В понедельник двадцать шестого декабря майор Шикин пришел на работу немногим позже девяти часов утра, хотя если б он пришел и к обеду – никто б ему не мог сделать замечания.
На третьем этаже против кабинета Яконова было в стене углубление или тамбур, никогда не освещаемый электрической лампочкой, и из тамбура вели две двери – одна в кабинет Шикина, другая – в партком. Обе двери были обтянуты черной кожей и не имели надписей.

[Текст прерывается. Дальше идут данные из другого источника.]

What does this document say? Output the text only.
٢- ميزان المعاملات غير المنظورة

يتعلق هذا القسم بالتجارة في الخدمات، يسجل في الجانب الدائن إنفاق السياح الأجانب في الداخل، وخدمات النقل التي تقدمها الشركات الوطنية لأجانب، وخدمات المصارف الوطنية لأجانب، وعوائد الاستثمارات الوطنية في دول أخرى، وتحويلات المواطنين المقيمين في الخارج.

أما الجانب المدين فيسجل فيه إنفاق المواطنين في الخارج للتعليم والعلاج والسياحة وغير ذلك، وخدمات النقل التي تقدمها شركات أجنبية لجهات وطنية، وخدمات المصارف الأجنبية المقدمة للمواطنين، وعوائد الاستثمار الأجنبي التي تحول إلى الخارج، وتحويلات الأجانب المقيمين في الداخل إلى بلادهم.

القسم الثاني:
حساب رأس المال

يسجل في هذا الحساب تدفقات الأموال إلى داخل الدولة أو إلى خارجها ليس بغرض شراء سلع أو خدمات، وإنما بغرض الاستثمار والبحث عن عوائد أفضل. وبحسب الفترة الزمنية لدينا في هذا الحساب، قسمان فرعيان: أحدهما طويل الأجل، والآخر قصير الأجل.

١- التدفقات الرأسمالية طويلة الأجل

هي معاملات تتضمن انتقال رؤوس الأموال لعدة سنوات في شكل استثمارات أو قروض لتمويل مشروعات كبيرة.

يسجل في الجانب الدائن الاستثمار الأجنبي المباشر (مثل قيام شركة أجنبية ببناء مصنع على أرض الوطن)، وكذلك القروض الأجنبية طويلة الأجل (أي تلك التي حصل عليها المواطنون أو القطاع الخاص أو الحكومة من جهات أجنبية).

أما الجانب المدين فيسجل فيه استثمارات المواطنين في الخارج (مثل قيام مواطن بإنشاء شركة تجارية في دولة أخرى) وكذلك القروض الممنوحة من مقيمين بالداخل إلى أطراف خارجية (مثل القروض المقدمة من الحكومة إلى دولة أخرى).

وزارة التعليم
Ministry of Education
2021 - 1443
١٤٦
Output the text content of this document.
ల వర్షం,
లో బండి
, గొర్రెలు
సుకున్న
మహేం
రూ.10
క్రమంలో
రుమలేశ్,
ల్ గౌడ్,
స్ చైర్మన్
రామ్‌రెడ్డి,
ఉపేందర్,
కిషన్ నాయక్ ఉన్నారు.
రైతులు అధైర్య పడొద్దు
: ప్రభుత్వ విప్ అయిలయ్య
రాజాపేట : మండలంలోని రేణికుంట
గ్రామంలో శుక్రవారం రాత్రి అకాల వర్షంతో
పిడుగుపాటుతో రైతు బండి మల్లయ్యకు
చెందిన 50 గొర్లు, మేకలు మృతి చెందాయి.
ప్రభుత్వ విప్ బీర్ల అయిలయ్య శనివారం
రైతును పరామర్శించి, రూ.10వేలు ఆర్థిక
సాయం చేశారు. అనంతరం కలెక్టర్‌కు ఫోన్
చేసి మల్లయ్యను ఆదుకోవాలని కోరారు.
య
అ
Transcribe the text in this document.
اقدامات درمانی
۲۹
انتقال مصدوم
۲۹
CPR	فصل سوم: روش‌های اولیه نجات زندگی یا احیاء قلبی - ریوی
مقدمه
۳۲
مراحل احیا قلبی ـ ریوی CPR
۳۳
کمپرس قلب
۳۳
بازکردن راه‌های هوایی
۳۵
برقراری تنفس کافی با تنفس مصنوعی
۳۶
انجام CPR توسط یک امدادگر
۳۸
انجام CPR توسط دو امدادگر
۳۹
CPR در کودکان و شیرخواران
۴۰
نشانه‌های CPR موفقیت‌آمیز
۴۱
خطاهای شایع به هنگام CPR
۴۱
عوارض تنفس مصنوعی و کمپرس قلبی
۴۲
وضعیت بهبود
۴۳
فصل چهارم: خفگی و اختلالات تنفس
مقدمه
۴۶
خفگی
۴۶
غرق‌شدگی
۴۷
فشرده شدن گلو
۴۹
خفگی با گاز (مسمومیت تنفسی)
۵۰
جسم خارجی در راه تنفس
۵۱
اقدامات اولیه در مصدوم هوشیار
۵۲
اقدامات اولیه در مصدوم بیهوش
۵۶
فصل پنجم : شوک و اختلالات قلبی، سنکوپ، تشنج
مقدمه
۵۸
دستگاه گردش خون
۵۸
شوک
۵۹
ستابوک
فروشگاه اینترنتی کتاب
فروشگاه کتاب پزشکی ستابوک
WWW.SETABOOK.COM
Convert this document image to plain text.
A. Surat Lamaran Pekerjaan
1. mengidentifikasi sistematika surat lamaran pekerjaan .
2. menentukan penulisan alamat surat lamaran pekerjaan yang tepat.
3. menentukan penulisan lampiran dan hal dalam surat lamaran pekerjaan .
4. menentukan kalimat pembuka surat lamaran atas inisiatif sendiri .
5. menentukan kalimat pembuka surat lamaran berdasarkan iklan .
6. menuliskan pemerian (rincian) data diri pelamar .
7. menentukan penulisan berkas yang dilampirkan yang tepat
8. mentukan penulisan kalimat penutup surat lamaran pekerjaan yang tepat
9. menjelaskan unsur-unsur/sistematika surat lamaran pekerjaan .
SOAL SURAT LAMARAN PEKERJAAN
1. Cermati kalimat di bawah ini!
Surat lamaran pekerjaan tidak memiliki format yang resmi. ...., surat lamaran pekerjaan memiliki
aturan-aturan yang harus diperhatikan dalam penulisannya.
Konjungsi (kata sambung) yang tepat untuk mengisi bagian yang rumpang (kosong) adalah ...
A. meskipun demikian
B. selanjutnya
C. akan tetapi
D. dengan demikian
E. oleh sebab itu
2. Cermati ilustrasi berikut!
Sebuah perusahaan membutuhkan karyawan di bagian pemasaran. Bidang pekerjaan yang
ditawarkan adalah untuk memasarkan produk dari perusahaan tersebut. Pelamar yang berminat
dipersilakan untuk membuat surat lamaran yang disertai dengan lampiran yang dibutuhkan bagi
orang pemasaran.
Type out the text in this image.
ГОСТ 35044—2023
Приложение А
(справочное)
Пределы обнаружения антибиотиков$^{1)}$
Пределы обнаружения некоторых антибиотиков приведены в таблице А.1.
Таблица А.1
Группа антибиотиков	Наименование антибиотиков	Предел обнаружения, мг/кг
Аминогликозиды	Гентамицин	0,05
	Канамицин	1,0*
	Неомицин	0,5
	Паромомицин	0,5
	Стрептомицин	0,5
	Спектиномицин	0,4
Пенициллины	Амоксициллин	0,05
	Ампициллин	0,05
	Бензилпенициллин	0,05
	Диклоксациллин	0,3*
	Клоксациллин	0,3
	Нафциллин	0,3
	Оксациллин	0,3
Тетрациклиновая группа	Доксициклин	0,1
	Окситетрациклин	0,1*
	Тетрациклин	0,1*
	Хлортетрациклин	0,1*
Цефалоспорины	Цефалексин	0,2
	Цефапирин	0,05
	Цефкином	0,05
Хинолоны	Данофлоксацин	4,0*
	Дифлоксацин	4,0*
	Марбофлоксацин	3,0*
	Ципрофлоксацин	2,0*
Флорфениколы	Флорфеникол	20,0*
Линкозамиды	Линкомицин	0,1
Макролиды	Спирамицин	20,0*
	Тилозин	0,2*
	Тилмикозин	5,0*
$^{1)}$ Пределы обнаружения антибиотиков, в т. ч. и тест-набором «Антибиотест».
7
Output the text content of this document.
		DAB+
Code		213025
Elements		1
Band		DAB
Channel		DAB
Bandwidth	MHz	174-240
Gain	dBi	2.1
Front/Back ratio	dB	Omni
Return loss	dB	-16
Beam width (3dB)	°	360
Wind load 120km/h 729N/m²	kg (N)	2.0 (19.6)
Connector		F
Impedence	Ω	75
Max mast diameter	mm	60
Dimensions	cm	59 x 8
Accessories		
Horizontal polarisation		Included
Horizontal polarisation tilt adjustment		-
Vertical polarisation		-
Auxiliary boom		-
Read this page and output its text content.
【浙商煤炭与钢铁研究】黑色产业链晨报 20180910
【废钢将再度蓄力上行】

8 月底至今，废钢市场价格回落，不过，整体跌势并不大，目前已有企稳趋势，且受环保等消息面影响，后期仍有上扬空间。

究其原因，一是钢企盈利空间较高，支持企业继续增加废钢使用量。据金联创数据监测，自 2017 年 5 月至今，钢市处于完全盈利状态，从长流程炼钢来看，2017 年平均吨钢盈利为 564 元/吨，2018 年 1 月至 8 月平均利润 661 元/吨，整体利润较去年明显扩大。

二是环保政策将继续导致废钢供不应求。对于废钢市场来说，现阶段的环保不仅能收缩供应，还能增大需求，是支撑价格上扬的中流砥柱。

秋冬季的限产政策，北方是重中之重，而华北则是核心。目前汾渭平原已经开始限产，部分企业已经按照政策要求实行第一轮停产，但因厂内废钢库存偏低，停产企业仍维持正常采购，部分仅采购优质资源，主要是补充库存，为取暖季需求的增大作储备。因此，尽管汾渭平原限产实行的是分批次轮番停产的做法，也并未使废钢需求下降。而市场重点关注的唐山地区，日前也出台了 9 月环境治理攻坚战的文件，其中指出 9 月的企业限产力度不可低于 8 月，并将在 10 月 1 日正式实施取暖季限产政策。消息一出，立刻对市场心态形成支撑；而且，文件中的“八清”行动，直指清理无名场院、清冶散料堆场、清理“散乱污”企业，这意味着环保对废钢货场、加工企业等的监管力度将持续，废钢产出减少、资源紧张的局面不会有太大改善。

Такое соседство дверей в темном тамбуре было весьма удобно для Шикина: со стороны нельзя было доследить, куда именно заныривали люди.
Сегодня, подходя к кабинету, Шикин встретился с секретарем парткома Степановым, больным худым человеком в свинцово-поблескивающих очках.
Обменялись рукопожатием. Степанов тихо предложил:
– Товарищ Шикин! – Он никого не называл по имени-отчеству. – Заходи, шаров погоняем!
Приглашение относилось к парткомовскому настольному биллиарду. Шикин иногда-таки заходил погонять шары, но сегодня много важных дел ждало его, и он с достоинством покачал своею серебрящейся головой.
Степанов вздохнул и пошел гонять шары сам с собой.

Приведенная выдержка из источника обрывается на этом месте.